Pelaku pasar akan mengamati laporan inflasi yang akan dirilis hari Jumat, yang akan memberikan petunjuk mengenai kemampuan Bank Negara Malaysia untuk mempertahankan suku bunga. Sementara itu, Menteri Keuangan Malaysia Amir Hamzah Azizan mengatakan ringgit akan menguat karena potensi pemangkasan suku bunga Federal Reserve dan tanpa adanya peristiwa geopolitik yang krusial. Oleh karena itu, dia mengatakan Malaysia tidak perlu mematok mata uangnya terhadap dolar AS seperti yang terjadi selama krisis keuangan Asia 26 tahun silam.

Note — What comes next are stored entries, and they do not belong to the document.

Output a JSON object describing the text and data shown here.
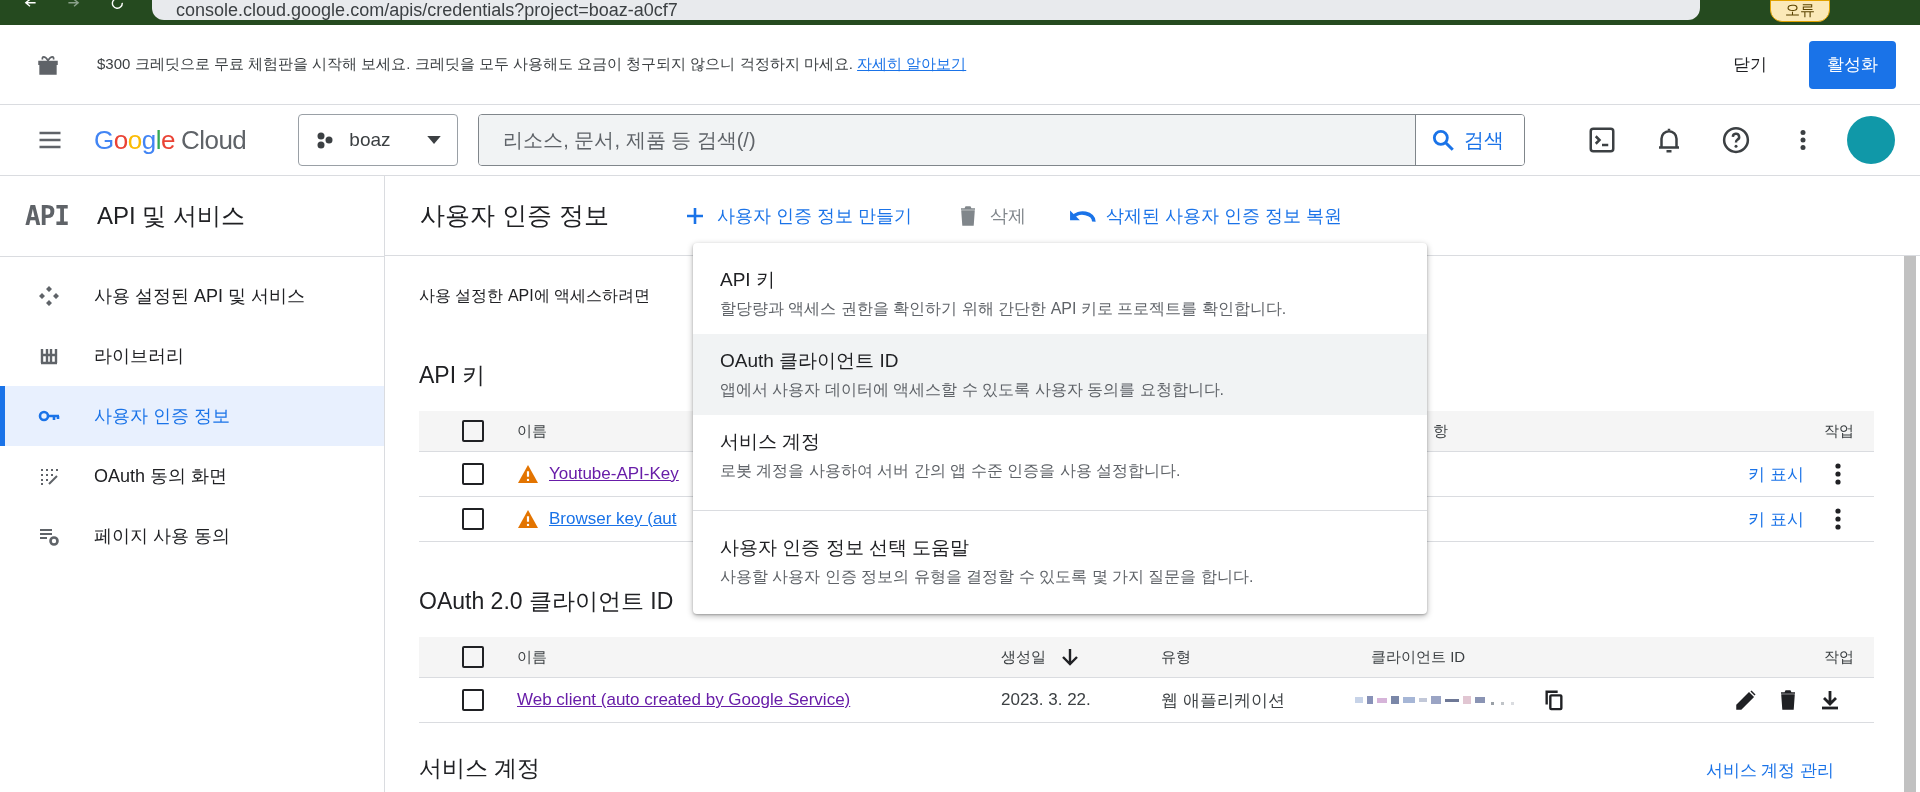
{
  "browser": {
    "url": "console.cloud.google.com/apis/credentials?project=boaz-a0cf7",
    "badge": "오류"
  },
  "promo_banner": {
    "text": "$300 크레딧으로 무료 체험판을 시작해 보세요. 크레딧을 모두 사용해도 요금이 청구되지 않으니 걱정하지 마세요.",
    "link": "자세히 알아보기",
    "dismiss": "닫기",
    "activate": "활성화"
  },
  "header": {
    "logo": "Google",
    "product": "Cloud",
    "project": "boaz",
    "search_placeholder": "리소스, 문서, 제품 등 검색(/)",
    "search_button": "검색"
  },
  "sidebar": {
    "badge": "API",
    "title": "API 및 서비스",
    "items": [
      {
        "label": "사용 설정된 API 및 서비스",
        "kind": "diamond",
        "selected": false
      },
      {
        "label": "라이브러리",
        "kind": "library",
        "selected": false
      },
      {
        "label": "사용자 인증 정보",
        "kind": "key",
        "selected": true
      },
      {
        "label": "OAuth 동의 화면",
        "kind": "consent",
        "selected": false
      },
      {
        "label": "페이지 사용 동의",
        "kind": "settings",
        "selected": false
      }
    ]
  },
  "main": {
    "title": "사용자 인증 정보",
    "actions": [
      {
        "label": "사용자 인증 정보 만들기",
        "kind": "add",
        "disabled": false
      },
      {
        "label": "삭제",
        "kind": "delete",
        "disabled": true
      },
      {
        "label": "삭제된 사용자 인증 정보 복원",
        "kind": "restore",
        "disabled": false
      }
    ],
    "intro": "사용 설정한 API에 액세스하려면",
    "api_keys": {
      "heading": "API 키",
      "all_checked": false,
      "columns": [
        "이름",
        "항",
        "작업"
      ],
      "rows": [
        {
          "name": "Youtube-API-Key",
          "visited": true,
          "warning": true,
          "checked": false,
          "action": "키 표시"
        },
        {
          "name": "Browser key (aut",
          "visited": false,
          "warning": true,
          "checked": false,
          "action": "키 표시"
        }
      ]
    },
    "oauth_clients": {
      "heading": "OAuth 2.0 클라이언트 ID",
      "all_checked": false,
      "columns": [
        "이름",
        "생성일",
        "유형",
        "클라이언트 ID",
        "작업"
      ],
      "rows": [
        {
          "name": "Web client (auto created by Google Service)",
          "visited": true,
          "checked": false,
          "created": "2023. 3. 22.",
          "type": "웹 애플리케이션"
        }
      ]
    },
    "service_accounts": {
      "heading": "서비스 계정",
      "link": "서비스 계정 관리"
    }
  },
  "create_menu": {
    "items": [
      {
        "title": "API 키",
        "description": "할당량과 액세스 권한을 확인하기 위해 간단한 API 키로 프로젝트를 확인합니다.",
        "highlighted": false,
        "divider_before": false
      },
      {
        "title": "OAuth 클라이언트 ID",
        "description": "앱에서 사용자 데이터에 액세스할 수 있도록 사용자 동의를 요청합니다.",
        "highlighted": true,
        "divider_before": false
      },
      {
        "title": "서비스 계정",
        "description": "로봇 계정을 사용하여 서버 간의 앱 수준 인증을 사용 설정합니다.",
        "highlighted": false,
        "divider_before": false
      },
      {
        "title": "사용자 인증 정보 선택 도움말",
        "description": "사용할 사용자 인증 정보의 유형을 결정할 수 있도록 몇 가지 질문을 합니다.",
        "highlighted": false,
        "divider_before": true
      }
    ]
  }
}
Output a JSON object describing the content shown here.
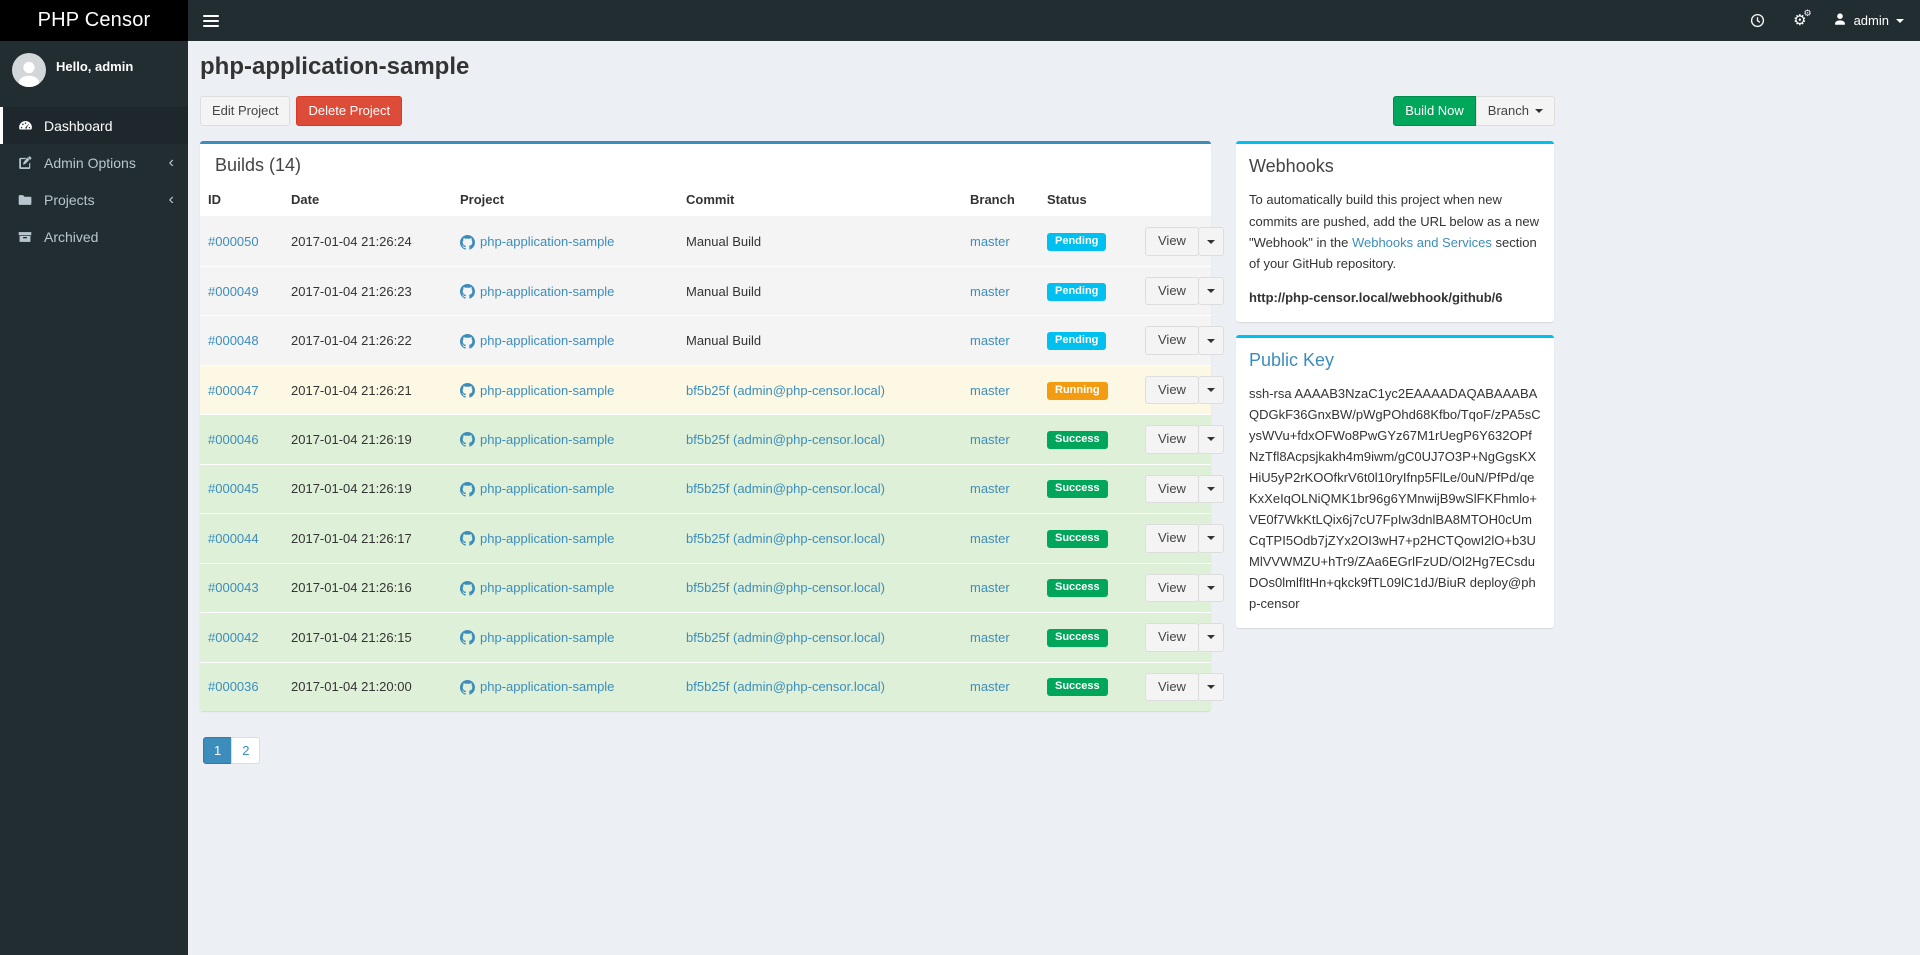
{
  "colors": {
    "accent-primary": "#3c8dbc",
    "accent-info": "#00c0ef",
    "status-pending": "#00c0ef",
    "status-running": "#f39c12",
    "status-success": "#00a65a",
    "btn-danger": "#dd4b39",
    "btn-success": "#00a65a",
    "row-pending-bg": "#f4f4f4",
    "row-running-bg": "#fcf8e3",
    "row-success-bg": "#dff0d8"
  },
  "navbar": {
    "brand": "PHP Censor",
    "user": "admin"
  },
  "sidebar": {
    "greeting": "Hello, admin",
    "items": [
      {
        "label": "Dashboard",
        "icon": "dashboard-icon",
        "active": true,
        "has_submenu": false
      },
      {
        "label": "Admin Options",
        "icon": "edit-icon",
        "active": false,
        "has_submenu": true
      },
      {
        "label": "Projects",
        "icon": "folder-icon",
        "active": false,
        "has_submenu": true
      },
      {
        "label": "Archived",
        "icon": "archive-icon",
        "active": false,
        "has_submenu": false
      }
    ]
  },
  "page": {
    "title": "php-application-sample"
  },
  "toolbar": {
    "edit_label": "Edit Project",
    "delete_label": "Delete Project",
    "build_now_label": "Build Now",
    "branch_label": "Branch"
  },
  "builds": {
    "title": "Builds (14)",
    "columns": [
      "ID",
      "Date",
      "Project",
      "Commit",
      "Branch",
      "Status"
    ],
    "view_label": "View",
    "rows": [
      {
        "id": "#000050",
        "date": "2017-01-04 21:26:24",
        "project": "php-application-sample",
        "commit": "Manual Build",
        "commit_is_link": false,
        "branch": "master",
        "status": "Pending"
      },
      {
        "id": "#000049",
        "date": "2017-01-04 21:26:23",
        "project": "php-application-sample",
        "commit": "Manual Build",
        "commit_is_link": false,
        "branch": "master",
        "status": "Pending"
      },
      {
        "id": "#000048",
        "date": "2017-01-04 21:26:22",
        "project": "php-application-sample",
        "commit": "Manual Build",
        "commit_is_link": false,
        "branch": "master",
        "status": "Pending"
      },
      {
        "id": "#000047",
        "date": "2017-01-04 21:26:21",
        "project": "php-application-sample",
        "commit": "bf5b25f (admin@php-censor.local)",
        "commit_is_link": true,
        "branch": "master",
        "status": "Running"
      },
      {
        "id": "#000046",
        "date": "2017-01-04 21:26:19",
        "project": "php-application-sample",
        "commit": "bf5b25f (admin@php-censor.local)",
        "commit_is_link": true,
        "branch": "master",
        "status": "Success"
      },
      {
        "id": "#000045",
        "date": "2017-01-04 21:26:19",
        "project": "php-application-sample",
        "commit": "bf5b25f (admin@php-censor.local)",
        "commit_is_link": true,
        "branch": "master",
        "status": "Success"
      },
      {
        "id": "#000044",
        "date": "2017-01-04 21:26:17",
        "project": "php-application-sample",
        "commit": "bf5b25f (admin@php-censor.local)",
        "commit_is_link": true,
        "branch": "master",
        "status": "Success"
      },
      {
        "id": "#000043",
        "date": "2017-01-04 21:26:16",
        "project": "php-application-sample",
        "commit": "bf5b25f (admin@php-censor.local)",
        "commit_is_link": true,
        "branch": "master",
        "status": "Success"
      },
      {
        "id": "#000042",
        "date": "2017-01-04 21:26:15",
        "project": "php-application-sample",
        "commit": "bf5b25f (admin@php-censor.local)",
        "commit_is_link": true,
        "branch": "master",
        "status": "Success"
      },
      {
        "id": "#000036",
        "date": "2017-01-04 21:20:00",
        "project": "php-application-sample",
        "commit": "bf5b25f (admin@php-censor.local)",
        "commit_is_link": true,
        "branch": "master",
        "status": "Success"
      }
    ]
  },
  "pagination": {
    "pages": [
      "1",
      "2"
    ],
    "active": "1"
  },
  "webhooks": {
    "title": "Webhooks",
    "text_before": "To automatically build this project when new commits are pushed, add the URL below as a new \"Webhook\" in the",
    "link_text": "Webhooks and Services",
    "text_after": "section of your GitHub repository.",
    "url": "http://php-censor.local/webhook/github/6"
  },
  "public_key": {
    "title": "Public Key",
    "key": "ssh-rsa AAAAB3NzaC1yc2EAAAADAQABAAABAQDGkF36GnxBW/pWgPOhd68Kfbo/TqoF/zPA5sCysWVu+fdxOFWo8PwGYz67M1rUegP6Y632OPfNzTfl8Acpsjkakh4m9iwm/gC0UJ7O3P+NgGgsKXHiU5yP2rKOOfkrV6t0l10ryIfnp5FlLe/0uN/PfPd/qeKxXeIqOLNiQMK1br96g6YMnwijB9wSlFKFhmlo+VE0f7WkKtLQix6j7cU7FpIw3dnlBA8MTOH0cUmCqTPI5Odb7jZYx2OI3wH7+p2HCTQowI2lO+b3UMlVVWMZU+hTr9/ZAa6EGrlFzUD/Ol2Hg7ECsduDOs0lmlfItHn+qkck9fTL09lC1dJ/BiuR deploy@php-censor"
  }
}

"Hari ini jika kita melihat basis cadangan devisa negara, jika kita melihat eksposur hutang negara, jika kita melihat likuiditas keuangan yang sebenarnya ada di pasar, Malaysia tidak perlu mematok mata uangnya," katanya kepada Bernama seperti dikutip Bloomberg. Ke depan, potensi ringgit jatuh ke rekor terendah terhadap dolar AS juga akan bergantung pada laju greenback. Kepala analis valas Asia RBC Capital Markets Alvin Tan mengatakan meskipun ringgit kemungkinan akan terus melemah melebihi 4,80 dalam waktu dekat, ia meragukan bahwa ringgit akan menembus rekor terendahnya, karena kekuatan dolar AS diperkirakan akan berkurang.(dtf/inter/ekon)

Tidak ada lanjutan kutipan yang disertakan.